Dabei stecken in diesem Buch großartige Szenen und schmerzhaft genaue Sätze – die man freilich suchen muss wie Perlmuscheln auf dem Grund des Ozeans –, Sätze wie etwa dieser: "Das Schicksal eines Menschen auf dem Weg zu einer großen Sache ist, dass er unterwegs untergeht, auf dem Weg, den er eingeschlagen hat, um seinem Untergang zu entgehen."

Den Ingeborg-Bachmann-Preis hat Peter Wawerzinek mit seinen Auszügen vom Anfang des Romans durchaus zu Recht gewonnen, denn die Schwächen treten erst auf der längeren Strecke zutage, wohingegen einen einzelne kurze Abschnitte durchaus ergreifen können. Der Autor ist jedenfalls immer dann am besten, wenn er sich von seiner eigenen Geschichte löst. Er sei Schriftsteller geworden, um eines Tages über seine Mutter zu schreiben, gesteht der Erzähler.
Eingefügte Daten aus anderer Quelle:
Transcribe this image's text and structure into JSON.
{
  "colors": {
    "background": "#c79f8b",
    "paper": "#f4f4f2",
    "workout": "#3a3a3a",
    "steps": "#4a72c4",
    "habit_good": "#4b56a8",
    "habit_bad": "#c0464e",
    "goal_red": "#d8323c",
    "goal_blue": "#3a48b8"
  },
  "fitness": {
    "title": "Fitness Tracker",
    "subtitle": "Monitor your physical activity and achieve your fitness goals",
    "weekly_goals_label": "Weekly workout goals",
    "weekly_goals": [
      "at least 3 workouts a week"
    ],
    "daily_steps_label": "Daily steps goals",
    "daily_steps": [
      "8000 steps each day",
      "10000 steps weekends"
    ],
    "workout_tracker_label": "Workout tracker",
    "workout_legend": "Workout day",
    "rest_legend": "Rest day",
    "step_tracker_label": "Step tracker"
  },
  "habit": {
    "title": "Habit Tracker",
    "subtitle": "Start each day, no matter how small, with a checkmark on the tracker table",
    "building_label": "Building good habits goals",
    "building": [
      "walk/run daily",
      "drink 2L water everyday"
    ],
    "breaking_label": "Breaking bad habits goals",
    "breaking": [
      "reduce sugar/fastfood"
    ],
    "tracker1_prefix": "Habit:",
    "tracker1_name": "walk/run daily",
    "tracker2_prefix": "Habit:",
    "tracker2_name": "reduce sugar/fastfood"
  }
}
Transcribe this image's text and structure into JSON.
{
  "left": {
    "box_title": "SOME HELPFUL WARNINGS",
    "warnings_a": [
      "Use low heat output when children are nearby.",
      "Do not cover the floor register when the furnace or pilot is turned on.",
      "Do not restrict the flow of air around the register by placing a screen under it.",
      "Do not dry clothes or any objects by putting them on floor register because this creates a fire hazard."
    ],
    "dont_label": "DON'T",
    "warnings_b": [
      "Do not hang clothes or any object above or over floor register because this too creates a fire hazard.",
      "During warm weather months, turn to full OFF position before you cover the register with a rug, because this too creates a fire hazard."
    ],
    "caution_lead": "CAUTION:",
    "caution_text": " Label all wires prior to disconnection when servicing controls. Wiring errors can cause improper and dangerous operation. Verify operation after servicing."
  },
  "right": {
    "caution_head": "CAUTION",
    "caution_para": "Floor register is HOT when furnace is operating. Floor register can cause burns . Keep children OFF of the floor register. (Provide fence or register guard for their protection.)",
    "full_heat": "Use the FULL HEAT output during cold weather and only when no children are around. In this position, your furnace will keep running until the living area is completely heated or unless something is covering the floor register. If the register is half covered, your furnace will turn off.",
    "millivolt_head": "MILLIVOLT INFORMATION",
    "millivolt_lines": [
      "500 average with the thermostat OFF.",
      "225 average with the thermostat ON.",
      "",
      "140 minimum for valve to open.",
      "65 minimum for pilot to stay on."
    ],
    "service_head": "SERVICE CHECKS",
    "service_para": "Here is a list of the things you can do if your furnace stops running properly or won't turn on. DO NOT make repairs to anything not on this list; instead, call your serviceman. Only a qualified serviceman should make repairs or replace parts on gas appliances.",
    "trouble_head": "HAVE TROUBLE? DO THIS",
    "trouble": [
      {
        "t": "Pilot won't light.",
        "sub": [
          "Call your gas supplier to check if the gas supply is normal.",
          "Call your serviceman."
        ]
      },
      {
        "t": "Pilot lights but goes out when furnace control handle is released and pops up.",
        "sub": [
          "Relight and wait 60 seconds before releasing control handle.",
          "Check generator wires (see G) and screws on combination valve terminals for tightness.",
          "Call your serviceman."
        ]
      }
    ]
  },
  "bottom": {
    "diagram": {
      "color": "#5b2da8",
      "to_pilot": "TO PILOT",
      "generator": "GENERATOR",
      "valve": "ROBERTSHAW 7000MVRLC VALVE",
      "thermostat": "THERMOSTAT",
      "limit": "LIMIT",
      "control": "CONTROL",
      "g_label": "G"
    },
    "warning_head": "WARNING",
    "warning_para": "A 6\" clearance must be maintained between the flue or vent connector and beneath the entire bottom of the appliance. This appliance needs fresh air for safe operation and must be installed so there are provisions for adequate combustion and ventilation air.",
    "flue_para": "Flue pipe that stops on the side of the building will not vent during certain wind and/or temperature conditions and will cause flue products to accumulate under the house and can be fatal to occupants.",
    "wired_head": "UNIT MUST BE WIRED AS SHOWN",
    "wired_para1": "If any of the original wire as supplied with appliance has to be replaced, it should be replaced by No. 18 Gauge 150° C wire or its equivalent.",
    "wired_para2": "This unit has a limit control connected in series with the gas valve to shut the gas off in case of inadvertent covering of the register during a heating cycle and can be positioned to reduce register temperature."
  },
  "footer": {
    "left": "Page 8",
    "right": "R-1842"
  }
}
Tatsächlich schreibt er aber nicht über die Mutter, sondern vor allem über sich und seine Mutterillusionen. Auch der äußere, historische Rahmen, die Geschichte der DDR und der deutschen Teilung, bleibt seltsam blass, denn neben dieser einen schreienden Ungerechtigkeit der eigenen Mutterverlassenheit muss alles andere verblassen.
Ein "psychologisch arbeitender Mensch", der einmal kurz zu Wort kommt, hält so manches, was den Autor charakterisiert, für eine bedenkliche Folge seiner Kinderheimkindheit: seine Redelust, sein Plappern, die Sucht im Mittelpunkt zu stehen, Kontrollverlust, Streitlust, unvernünftige Spenderfreude und manische Verschwendung, Schüchternheit, Oberflächlichkeit und so weiter – von Haarausfall, Entengang und nervtötendem Partygenöle ganz zu schweigen.

Peter Wawerzinek scheint dieser Einschätzung nicht unbedingt widersprechen zu wollen. Es könnte aber sein, dass er sich mit diesem Buch freigeschrieben und das bloß Biografische endlich hinter sich gelassen hat. Vielleicht wird er nun anfangen können zu erzählen – jenseits der Erinnerungen, die bislang auf ihm lasteten.